‘The Walking Dead’ Breaks Hearts, Blows Minds (TV Review)

[rating=7.00] “Thank You”

It’s hard to muster the same enthusiasm for a program when it’s been spoiled multiple times over, not just by a cousin I’m no longer friends with on Facebook or a handful of people I no longer follow on Twitter. There’s also the fact that the outpouring of emotion over a fictional character was so massive that the character’s name was trending at number one in the U.S. for hours on end.

Notice how I didn’t use their name? See how easy that was?

That aside, “Thank You” continues the momentum set in motion throughout the sixth season so far. Part of the success comes from showrunner Scott Gimple, who took the reins in season four, and his increasingly confident use of alternative narrative structure. He’s also kept one of his strongest attributes frequently in play—episodes that focus on only a handful of characters at a time. While one of the most prominent critiques of past seasons was the over-abundance of needless filler between the gory and the tragic moments (which are usually one in the same), Gimple has addressed this problem by having the first three episodes concentrate on a single afternoon.

So far this season, it’s all been based around the most terrifying cattle drive of all time, the herding of walkers out of a quarry and down the road. The second episode, which saw the invasion of The Wolves and Carol’s brutal retaliation finding itself at odds with Morgan’s more tranquil (and, as we see at the end of this week, incredibly poorly thought-out) approach to the enemies that are still living, this one rejoins where the first left off, the sudden blaring of horns, followed by gunfire, from within the walls of Alexandria.

As the herd began to break apart, we see the bulk of the characters staying behind to finish the job that they’d started, as Rick would later explain “for them.” Since The Ricktatorship 2.0, he’s rallied around Carol’s severely pragmatic way of thinking (instead of banishing her for it). It’s a kind of zombie apocalypse equivalent to the dad that wouldn’t hold your bike seat when the training wheels came off. They need to know how to take care of themselves, which now means knowing how to kill the dead and the living, as the notion behind building anything that vaguely resembles the old world continues to erode into hopelessness.

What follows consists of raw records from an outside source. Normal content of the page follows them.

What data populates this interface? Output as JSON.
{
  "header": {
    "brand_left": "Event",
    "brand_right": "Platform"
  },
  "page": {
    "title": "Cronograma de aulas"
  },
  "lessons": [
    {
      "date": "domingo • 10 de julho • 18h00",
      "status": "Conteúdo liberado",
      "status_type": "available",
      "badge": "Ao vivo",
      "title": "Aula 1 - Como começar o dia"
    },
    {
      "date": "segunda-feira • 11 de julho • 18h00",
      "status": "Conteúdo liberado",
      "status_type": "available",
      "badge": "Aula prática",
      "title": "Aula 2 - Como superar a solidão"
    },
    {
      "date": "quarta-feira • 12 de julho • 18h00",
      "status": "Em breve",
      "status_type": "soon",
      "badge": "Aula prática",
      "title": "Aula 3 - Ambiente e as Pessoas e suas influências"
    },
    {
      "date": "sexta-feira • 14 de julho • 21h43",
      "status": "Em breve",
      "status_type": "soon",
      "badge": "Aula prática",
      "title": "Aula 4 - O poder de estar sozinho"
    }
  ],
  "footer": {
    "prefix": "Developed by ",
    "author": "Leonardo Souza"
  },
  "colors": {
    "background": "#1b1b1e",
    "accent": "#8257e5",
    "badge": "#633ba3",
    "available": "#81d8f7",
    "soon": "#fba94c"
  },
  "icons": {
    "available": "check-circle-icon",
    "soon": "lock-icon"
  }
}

Speaking of hopelessness, even with the aforementioned spoilers I’d encountered online (thanks a lot you dicks!), there was something heavy throughout the episode, like it wasn’t going to be just Alexandria red-shirts biting the dust this time. Of course, the actual event was at once heartbreaking and stomach churning, vaguely resembling the fate of Noah, with no last words or grandiose gesture. There was no cinematic complexity or moral dilemma, but simply death. The kind where mourning over the static of radio silence is the best you can hope for in its wake.